How does large scale companies implement privacy and user access controls

Question

How do companies like Facebook and Google implement privacy controls at scale? For example, Facebook has a select audience type which includes public,friends, "friends except...", only me, specific friends, and even custom. From an implementation and design standpoint, how do these companies handle this? Are they defining rule bases access controls, are they manually coding in these features, do they have a privacy model they use, or is it a hybrid approach? If anyone has links to public available design docs, conference links, white papers, and even research papers, please feel free to share. Every time I try to search for how company "X" does privacy controls, I get the "Business" talk on privacy or access controls as it relates to data centers which is not what I'm looking for.

Answer 1

In this patent of Google they describe a "User privacy framework" which does all the things you mentioned.

It uses a database which stores rules and privacy levels for each user. A authorization server manages this database and evaluates requests for user data.

If user A wants to access data of user B, the authorization server checks if the request is allowed or violates rules or privacy levels. The request is then answered or rejected.

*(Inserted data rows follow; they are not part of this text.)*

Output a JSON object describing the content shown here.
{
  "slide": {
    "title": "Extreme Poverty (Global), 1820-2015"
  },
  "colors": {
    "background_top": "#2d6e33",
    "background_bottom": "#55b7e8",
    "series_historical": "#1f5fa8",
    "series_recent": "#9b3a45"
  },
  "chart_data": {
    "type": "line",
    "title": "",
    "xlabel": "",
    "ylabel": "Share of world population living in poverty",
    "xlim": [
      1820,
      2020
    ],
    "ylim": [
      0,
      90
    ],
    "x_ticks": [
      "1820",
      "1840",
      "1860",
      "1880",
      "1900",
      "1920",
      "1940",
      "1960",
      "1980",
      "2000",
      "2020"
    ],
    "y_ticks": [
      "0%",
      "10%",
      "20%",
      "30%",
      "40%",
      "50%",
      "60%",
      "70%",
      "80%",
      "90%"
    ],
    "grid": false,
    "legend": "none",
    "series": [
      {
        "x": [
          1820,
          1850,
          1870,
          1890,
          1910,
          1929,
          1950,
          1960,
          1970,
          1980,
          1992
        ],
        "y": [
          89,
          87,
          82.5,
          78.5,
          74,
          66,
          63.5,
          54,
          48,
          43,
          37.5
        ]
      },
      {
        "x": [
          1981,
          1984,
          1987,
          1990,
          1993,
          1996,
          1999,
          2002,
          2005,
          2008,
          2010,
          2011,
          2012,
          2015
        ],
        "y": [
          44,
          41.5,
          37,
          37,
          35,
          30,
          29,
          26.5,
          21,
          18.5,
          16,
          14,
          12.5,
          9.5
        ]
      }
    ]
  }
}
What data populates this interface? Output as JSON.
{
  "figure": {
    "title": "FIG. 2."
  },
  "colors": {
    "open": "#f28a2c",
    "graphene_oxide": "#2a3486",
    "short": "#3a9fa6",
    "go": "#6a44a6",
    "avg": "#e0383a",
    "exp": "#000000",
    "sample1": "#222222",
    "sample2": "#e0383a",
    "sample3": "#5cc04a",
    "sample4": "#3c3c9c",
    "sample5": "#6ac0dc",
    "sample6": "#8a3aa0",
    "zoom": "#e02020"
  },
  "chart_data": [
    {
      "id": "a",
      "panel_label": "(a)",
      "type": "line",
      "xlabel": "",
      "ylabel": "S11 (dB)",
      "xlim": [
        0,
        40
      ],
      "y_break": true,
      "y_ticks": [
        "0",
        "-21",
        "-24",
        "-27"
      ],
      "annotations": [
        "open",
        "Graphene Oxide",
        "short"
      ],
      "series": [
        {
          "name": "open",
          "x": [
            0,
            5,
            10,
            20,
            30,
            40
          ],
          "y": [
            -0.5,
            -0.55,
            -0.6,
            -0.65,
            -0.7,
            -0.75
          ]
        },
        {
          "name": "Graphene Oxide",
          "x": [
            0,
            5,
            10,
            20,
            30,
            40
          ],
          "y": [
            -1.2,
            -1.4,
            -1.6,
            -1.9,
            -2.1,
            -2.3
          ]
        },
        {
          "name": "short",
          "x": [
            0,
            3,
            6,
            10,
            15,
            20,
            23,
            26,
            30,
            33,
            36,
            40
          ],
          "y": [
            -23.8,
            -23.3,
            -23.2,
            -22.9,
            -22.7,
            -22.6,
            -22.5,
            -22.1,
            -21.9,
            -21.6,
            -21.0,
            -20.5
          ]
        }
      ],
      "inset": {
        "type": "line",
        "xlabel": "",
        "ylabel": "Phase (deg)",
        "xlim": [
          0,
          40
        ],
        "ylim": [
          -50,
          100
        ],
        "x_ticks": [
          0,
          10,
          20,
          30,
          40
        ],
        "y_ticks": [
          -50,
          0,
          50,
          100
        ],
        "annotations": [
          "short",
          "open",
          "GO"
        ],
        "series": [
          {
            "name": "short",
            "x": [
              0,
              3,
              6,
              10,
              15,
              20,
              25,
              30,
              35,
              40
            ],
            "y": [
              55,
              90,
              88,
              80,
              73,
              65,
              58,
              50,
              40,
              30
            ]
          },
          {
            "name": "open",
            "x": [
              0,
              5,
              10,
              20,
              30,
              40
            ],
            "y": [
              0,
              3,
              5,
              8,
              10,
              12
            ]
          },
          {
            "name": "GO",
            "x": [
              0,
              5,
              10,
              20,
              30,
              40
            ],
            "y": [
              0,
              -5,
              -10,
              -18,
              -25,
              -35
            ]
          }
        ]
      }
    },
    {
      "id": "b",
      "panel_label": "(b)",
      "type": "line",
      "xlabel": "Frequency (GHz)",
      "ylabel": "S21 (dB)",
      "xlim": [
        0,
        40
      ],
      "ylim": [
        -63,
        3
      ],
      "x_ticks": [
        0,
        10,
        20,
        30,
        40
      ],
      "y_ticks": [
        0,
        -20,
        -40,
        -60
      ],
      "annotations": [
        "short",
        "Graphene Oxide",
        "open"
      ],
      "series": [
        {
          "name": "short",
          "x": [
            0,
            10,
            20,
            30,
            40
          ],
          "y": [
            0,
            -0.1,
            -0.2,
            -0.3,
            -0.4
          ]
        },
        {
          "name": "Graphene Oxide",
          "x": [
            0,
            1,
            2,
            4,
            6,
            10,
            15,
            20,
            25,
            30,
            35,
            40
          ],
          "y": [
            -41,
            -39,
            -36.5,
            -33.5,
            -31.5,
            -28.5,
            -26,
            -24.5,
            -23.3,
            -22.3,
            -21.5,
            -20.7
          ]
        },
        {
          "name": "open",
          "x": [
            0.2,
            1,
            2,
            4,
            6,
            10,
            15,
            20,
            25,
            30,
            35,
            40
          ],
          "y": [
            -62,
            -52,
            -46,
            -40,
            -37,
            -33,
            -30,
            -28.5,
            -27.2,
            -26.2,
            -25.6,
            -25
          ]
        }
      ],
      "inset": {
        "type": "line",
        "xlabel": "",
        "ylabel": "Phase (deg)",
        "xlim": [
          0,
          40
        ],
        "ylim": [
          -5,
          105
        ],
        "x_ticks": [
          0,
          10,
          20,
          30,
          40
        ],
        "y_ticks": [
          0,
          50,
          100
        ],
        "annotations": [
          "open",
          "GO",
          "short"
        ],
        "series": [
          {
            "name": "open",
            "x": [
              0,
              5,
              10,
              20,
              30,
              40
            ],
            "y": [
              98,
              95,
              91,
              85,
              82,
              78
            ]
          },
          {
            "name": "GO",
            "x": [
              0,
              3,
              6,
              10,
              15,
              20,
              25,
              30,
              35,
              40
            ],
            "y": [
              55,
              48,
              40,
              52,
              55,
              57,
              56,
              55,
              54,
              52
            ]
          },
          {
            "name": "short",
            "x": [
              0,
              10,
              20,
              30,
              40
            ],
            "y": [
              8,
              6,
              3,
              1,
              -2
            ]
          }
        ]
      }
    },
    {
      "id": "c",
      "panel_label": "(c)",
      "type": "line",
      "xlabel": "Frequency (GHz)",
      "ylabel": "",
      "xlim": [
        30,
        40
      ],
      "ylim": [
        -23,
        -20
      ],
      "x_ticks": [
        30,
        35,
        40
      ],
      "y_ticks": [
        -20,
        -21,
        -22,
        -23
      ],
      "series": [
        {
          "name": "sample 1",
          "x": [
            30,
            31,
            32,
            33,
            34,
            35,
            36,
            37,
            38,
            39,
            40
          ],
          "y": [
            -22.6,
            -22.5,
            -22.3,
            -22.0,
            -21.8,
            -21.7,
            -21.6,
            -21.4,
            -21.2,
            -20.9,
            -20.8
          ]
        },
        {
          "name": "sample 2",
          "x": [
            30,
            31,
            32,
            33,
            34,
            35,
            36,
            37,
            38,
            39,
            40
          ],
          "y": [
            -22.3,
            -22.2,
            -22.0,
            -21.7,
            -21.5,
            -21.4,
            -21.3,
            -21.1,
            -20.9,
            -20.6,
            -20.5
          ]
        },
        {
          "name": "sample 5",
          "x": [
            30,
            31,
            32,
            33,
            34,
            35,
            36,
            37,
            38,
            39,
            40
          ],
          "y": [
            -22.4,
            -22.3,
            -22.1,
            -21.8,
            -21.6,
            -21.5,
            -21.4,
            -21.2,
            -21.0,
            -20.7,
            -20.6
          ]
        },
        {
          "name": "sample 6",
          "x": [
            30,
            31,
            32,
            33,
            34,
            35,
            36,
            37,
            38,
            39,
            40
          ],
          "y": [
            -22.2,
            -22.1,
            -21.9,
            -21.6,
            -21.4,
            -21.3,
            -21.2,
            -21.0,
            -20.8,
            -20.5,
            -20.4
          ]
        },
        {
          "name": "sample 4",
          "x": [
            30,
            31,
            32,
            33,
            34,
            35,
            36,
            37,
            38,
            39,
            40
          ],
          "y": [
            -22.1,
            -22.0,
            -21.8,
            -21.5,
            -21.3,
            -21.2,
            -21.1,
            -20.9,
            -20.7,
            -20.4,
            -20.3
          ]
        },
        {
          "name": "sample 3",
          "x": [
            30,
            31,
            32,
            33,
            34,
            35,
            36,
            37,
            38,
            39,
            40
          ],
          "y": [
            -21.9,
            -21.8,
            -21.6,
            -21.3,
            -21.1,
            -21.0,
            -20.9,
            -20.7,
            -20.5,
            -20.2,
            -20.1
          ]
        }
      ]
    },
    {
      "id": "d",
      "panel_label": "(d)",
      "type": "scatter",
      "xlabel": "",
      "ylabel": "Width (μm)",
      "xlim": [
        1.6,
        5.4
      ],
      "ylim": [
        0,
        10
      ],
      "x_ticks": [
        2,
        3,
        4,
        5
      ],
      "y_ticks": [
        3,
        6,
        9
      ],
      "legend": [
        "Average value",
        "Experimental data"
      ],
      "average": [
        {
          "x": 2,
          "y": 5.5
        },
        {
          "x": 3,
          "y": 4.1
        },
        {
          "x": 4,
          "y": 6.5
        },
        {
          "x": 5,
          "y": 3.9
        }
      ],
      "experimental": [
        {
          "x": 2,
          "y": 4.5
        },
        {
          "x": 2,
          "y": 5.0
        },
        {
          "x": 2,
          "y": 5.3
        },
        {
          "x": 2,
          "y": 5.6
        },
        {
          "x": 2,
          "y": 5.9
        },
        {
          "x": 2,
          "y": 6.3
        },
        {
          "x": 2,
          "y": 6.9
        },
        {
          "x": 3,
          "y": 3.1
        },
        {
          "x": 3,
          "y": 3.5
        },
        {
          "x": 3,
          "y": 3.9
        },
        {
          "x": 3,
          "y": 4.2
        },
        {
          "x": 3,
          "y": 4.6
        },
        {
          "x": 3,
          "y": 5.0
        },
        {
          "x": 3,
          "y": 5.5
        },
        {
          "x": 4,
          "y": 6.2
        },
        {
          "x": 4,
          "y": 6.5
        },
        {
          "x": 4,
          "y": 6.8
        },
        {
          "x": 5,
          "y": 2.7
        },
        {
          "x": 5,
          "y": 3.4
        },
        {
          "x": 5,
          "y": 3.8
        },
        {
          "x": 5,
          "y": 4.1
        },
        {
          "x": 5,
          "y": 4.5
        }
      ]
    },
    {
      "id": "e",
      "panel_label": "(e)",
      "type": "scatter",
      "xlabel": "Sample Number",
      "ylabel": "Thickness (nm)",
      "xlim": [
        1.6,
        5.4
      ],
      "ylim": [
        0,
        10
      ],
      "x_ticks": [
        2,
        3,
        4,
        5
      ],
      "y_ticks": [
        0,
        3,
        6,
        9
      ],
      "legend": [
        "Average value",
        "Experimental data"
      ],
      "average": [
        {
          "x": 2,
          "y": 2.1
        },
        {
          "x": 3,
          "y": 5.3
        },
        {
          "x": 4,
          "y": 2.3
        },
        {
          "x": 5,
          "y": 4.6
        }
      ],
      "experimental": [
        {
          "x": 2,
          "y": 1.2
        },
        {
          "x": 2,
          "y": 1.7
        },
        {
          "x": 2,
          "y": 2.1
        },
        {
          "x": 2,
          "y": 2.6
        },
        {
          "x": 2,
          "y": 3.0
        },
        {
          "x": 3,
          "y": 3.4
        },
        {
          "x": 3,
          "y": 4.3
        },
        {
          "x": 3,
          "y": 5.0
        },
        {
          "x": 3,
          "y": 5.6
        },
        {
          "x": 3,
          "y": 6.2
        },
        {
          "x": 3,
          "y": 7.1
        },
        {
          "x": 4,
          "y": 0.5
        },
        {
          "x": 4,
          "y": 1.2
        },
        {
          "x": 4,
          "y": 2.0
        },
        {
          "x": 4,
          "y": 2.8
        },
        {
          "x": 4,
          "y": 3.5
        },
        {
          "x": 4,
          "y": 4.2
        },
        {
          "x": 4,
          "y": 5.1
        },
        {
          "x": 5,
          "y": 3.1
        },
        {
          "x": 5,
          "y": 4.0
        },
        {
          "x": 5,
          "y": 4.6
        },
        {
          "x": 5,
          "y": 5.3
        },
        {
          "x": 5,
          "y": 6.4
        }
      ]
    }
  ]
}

See this flow chart from the patent: Flow chart (Sorry, I am not allowed to post images yet)

So what are privacy levels and privacy rules?

Rules are conditions which need to be met if a user requests information of another user. I couldn't find an example in the patent, but I suspect a rule could be something like "Is user A blocked by user B?".

Privacy levels seem to be more general than rules. For example the level "semi-public" allows another user to access the requested information if no rule forbids it. The level "private" allows storage of the information on the authorization server but forbids access of it through other users. The level "no access" forbids even the storage of the information on the authorization server.

Obviously I have no idea if they really use this on the large-scale. But it is certainly a possible implementation and for me it seems plausible to do it with databases and rule sets. Hope this helps. Maybe you find even more patents which describe similar frameworks.